In the 1970s, as cardiac imaging matured from M-mode to two-dimensional echocardiography, investigators in Norway showed that continuous-wave Doppler ultrasonography could be used to accurately measure the mean gradient and pressure half-time for stenotic mitral valves. In the 1980s, continuous-wave Doppler was validated for measurement of the pressure gradient across stenotic aortic valves, and pulsed-wave Doppler combined with two-dimensional echocardiographic imaging was validated for noninvasive measurement of stroke volume and cardiac output.
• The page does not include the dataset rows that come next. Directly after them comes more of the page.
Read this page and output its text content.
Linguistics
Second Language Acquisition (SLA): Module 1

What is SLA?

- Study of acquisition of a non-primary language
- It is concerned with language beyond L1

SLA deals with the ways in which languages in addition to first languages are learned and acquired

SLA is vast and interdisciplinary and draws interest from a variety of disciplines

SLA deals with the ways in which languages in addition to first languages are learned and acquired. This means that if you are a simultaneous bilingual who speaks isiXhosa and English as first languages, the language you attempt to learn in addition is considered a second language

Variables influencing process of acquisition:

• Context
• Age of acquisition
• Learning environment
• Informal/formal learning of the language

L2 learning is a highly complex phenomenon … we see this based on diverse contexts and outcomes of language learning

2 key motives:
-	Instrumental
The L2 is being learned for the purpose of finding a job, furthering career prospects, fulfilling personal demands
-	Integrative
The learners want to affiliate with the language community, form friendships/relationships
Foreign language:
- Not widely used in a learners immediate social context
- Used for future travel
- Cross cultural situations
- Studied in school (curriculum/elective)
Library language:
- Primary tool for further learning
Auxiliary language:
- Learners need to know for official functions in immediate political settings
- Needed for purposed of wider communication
The combination of stroke volume measurement and measurement of the time-velocity integral of flow through the aortic valve was then validated as a means to accurately calculate valve area for patients with stenotic aortic valves or aortic prostheses. This integration of cardiac Doppler ultrasonography with two-dimensional echocardiographic cardiac imaging led to a revolution in noninvasive hemodynamic evaluations, which have replaced invasive hemodynamic evaluations in surgical decision making for most patients with native or prosthetic valvular stenosis.

1970年代，随着心脏成像技术从M型发展到二维超声心动图，挪威的研究人员表明，连续波多普勒超声检查可用于准确测量狭窄二尖瓣的平均梯度和压力半衰期。在1980年代，通过连续波多普勒验证狭窄主动脉瓣的压力梯度，并通过脉冲波多普勒结合二维超声心动图检查对搏动量和心输出量进行无创测量。然后，将搏动量测量与通过主动脉瓣的血流的时间-速度积分的测量相结合，可以作为一种精确计算狭窄主动脉瓣或主动脉假体患者的瓣膜面积的方法。